How do you know when your horse needs a physiotherapy session? Grace Fairburn BSc (Hons), AdvCertVPhys, CertClinEd, MIRVAP owner of Fairburn Vetphysio and Joint Chair of the Institute of Registered Veterinary and Animal Physiotherapists (IRVAP) answers:

In the early stages of discomfort most horses will show signs of pain from a subtle eye movement and tension through the neck as you place the saddle on their back, to ears pinned back and a reluctance to canter or jump. As a horse owner you should constantly be on the lookout for signs such as this and if found, you should seek the opinion of a vet initially. Veterinary and animal physiotherapists by law must have veterinary permission to treat your horse beforehand, so consulting your vet is an essential first step.
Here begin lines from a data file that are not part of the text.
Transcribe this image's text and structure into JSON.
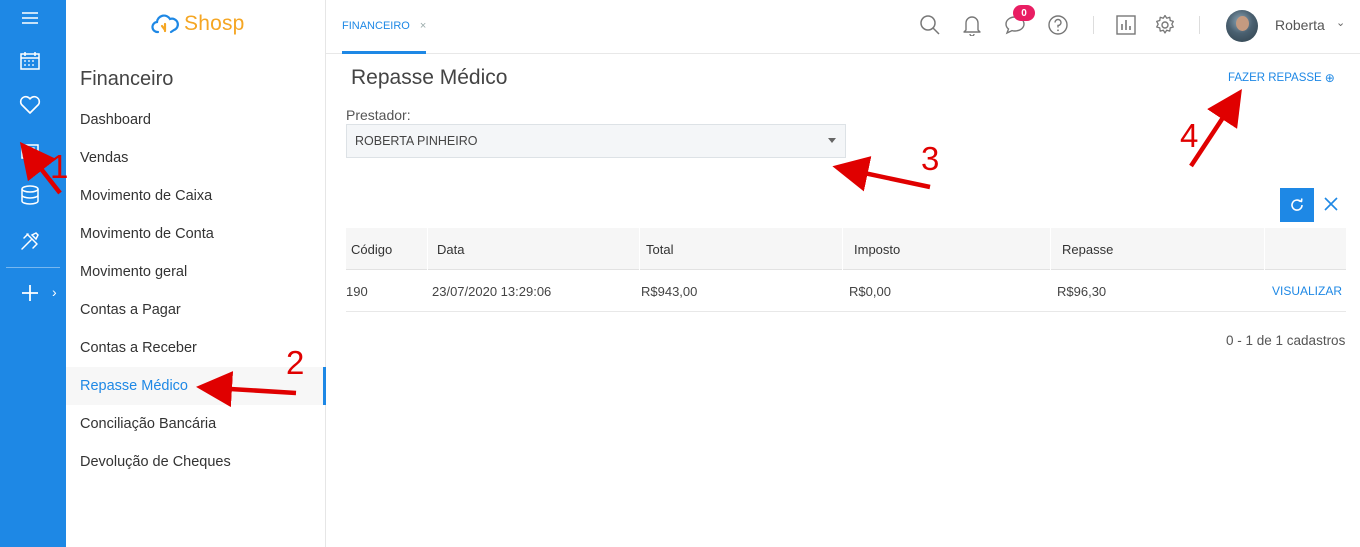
{
  "app": {
    "brand": "Shosp"
  },
  "rail": {
    "items": [
      {
        "icon": "menu-icon"
      },
      {
        "icon": "calendar-icon"
      },
      {
        "icon": "heart-icon"
      },
      {
        "icon": "finance-icon"
      },
      {
        "icon": "database-icon"
      },
      {
        "icon": "tools-icon"
      },
      {
        "icon": "plus-icon"
      }
    ],
    "expand_glyph": "›"
  },
  "sidebar": {
    "title": "Financeiro",
    "items": [
      {
        "label": "Dashboard",
        "active": false
      },
      {
        "label": "Vendas",
        "active": false
      },
      {
        "label": "Movimento de Caixa",
        "active": false
      },
      {
        "label": "Movimento de Conta",
        "active": false
      },
      {
        "label": "Movimento geral",
        "active": false
      },
      {
        "label": "Contas a Pagar",
        "active": false
      },
      {
        "label": "Contas a Receber",
        "active": false
      },
      {
        "label": "Repasse Médico",
        "active": true
      },
      {
        "label": "Conciliação Bancária",
        "active": false
      },
      {
        "label": "Devolução de Cheques",
        "active": false
      }
    ]
  },
  "topbar": {
    "tab_label": "FINANCEIRO",
    "tab_close": "×",
    "notifications_badge": "0",
    "user_name": "Roberta",
    "user_chevron": "⌄",
    "icons": [
      "search-icon",
      "bell-icon",
      "chat-icon",
      "help-icon",
      "report-icon",
      "gear-icon"
    ]
  },
  "page": {
    "title": "Repasse Médico",
    "action_label": "FAZER REPASSE",
    "action_icon": "⊕",
    "field_label": "Prestador:",
    "field_value": "ROBERTA PINHEIRO"
  },
  "table": {
    "columns": [
      "Código",
      "Data",
      "Total",
      "Imposto",
      "Repasse"
    ],
    "rows": [
      {
        "codigo": "190",
        "data": "23/07/2020 13:29:06",
        "total": "R$943,00",
        "imposto": "R$0,00",
        "repasse": "R$96,30",
        "action": "VISUALIZAR"
      }
    ],
    "footer": "0 - 1 de 1 cadastros"
  },
  "annotations": {
    "labels": [
      "1",
      "2",
      "3",
      "4"
    ],
    "color": "#e00000"
  },
  "colors": {
    "accent": "#1e88e5",
    "brand_orange": "#f5a623",
    "badge": "#e91e63",
    "annotation_red": "#e00000"
  }
}
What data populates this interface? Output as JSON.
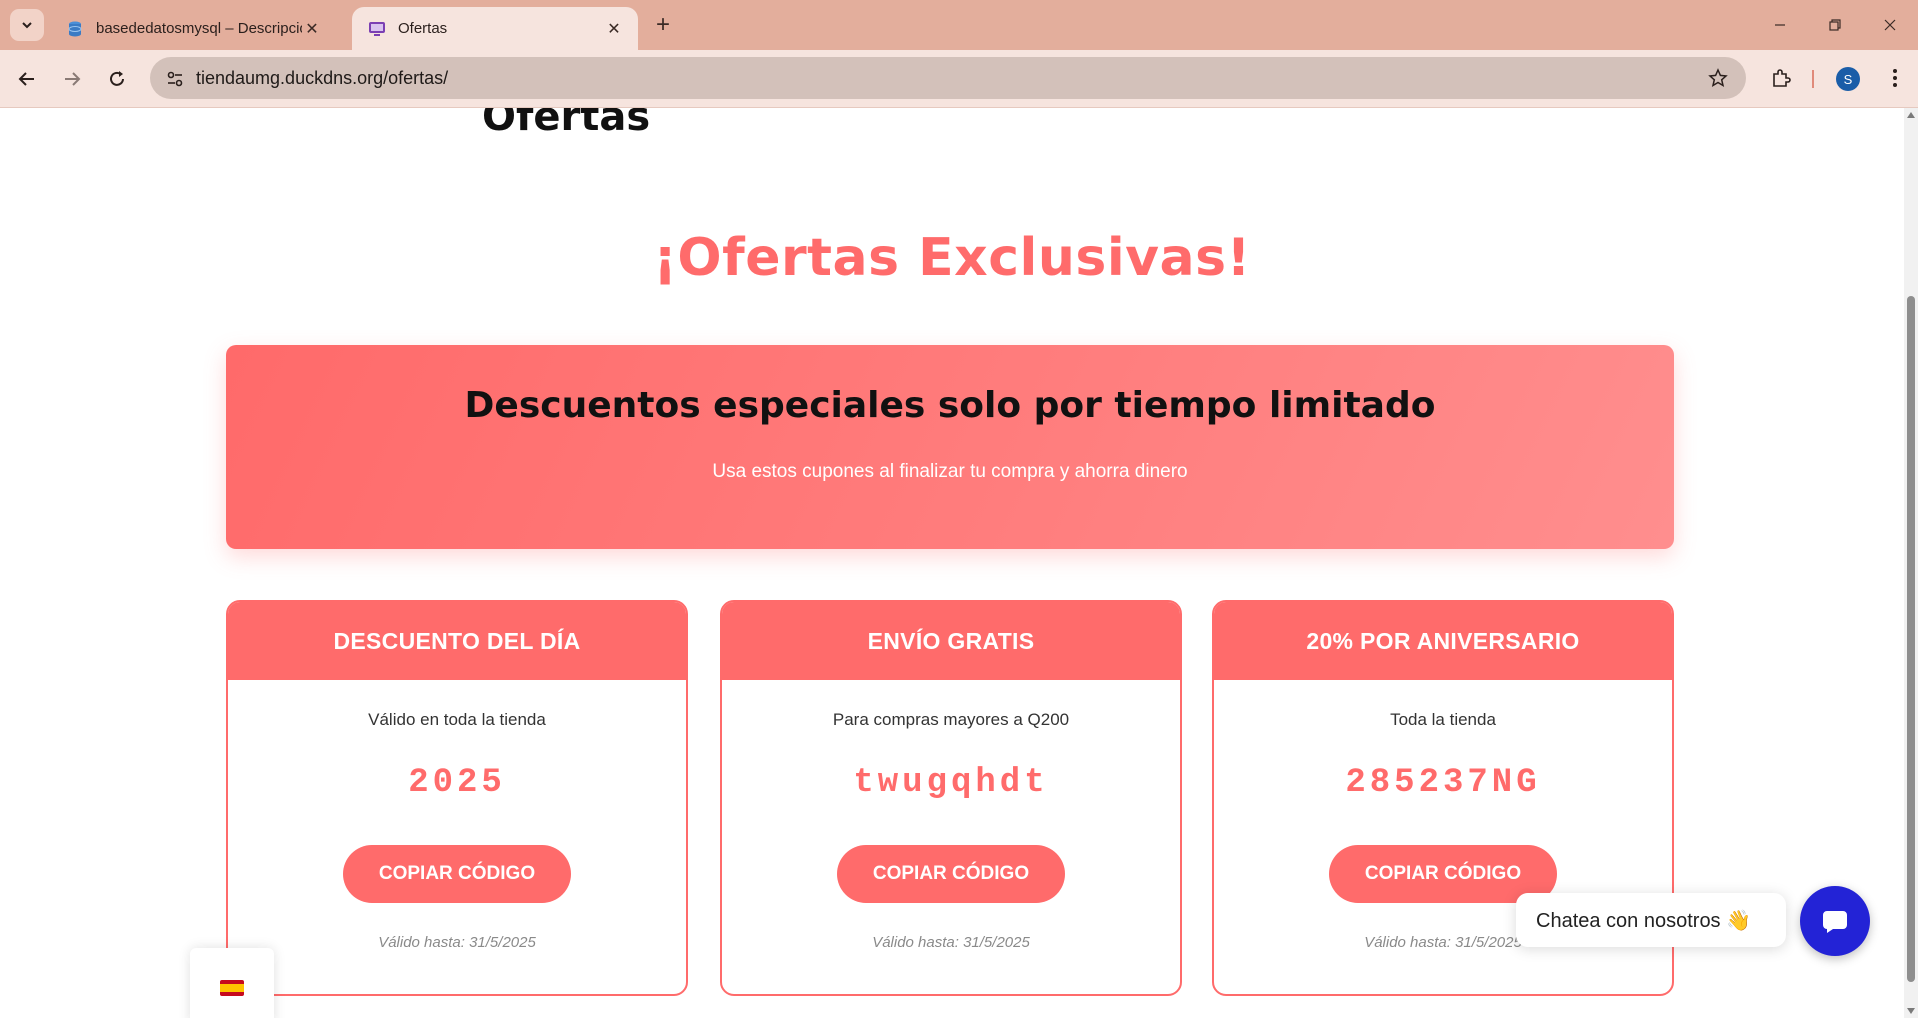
{
  "browser": {
    "tabs": [
      {
        "title": "basededatosmysql – Descripción",
        "active": false
      },
      {
        "title": "Ofertas",
        "active": true
      }
    ],
    "url": "tiendaumg.duckdns.org/ofertas/",
    "profile_initial": "S"
  },
  "page": {
    "header_title": "Ofertas",
    "hero_title": "¡Ofertas Exclusivas!",
    "banner": {
      "title": "Descuentos especiales solo por tiempo limitado",
      "subtitle": "Usa estos cupones al finalizar tu compra y ahorra dinero"
    },
    "cards": [
      {
        "title": "DESCUENTO DEL DÍA",
        "description": "Válido en toda la tienda",
        "code": "2025",
        "button": "COPIAR CÓDIGO",
        "valid": "Válido hasta: 31/5/2025"
      },
      {
        "title": "ENVÍO GRATIS",
        "description": "Para compras mayores a Q200",
        "code": "twugqhdt",
        "button": "COPIAR CÓDIGO",
        "valid": "Válido hasta: 31/5/2025"
      },
      {
        "title": "20% POR ANIVERSARIO",
        "description": "Toda la tienda",
        "code": "285237NG",
        "button": "COPIAR CÓDIGO",
        "valid": "Válido hasta: 31/5/2025"
      }
    ],
    "chat": {
      "label": "Chatea con nosotros 👋"
    },
    "language_icon": "spain-flag-icon"
  },
  "colors": {
    "accent": "#ff6b6b",
    "chat": "#2323d6"
  }
}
As routine, a horse at rest may need an annual checkup in contrast to the competition horse who may need weekly to fortnightly treatment. Most horses in medium level work should be assessed every 12-16 weeks. This may seem a lot but putting this in to perspective, they will be regularly jumping, doing hill work, regular lessons, travelling, competing and possibly hunting. These are all athletic jobs at any level meaning your horse needs to be treated like an athlete.

If you’re in any doubt, watch your horse and question why they behave the way they do. Horses are very rarely born nasty or dangerous, so if they start to present with signs of aggression, discomfort, reluctance, resistance or performance deterioration they’re probably trying to tell you something.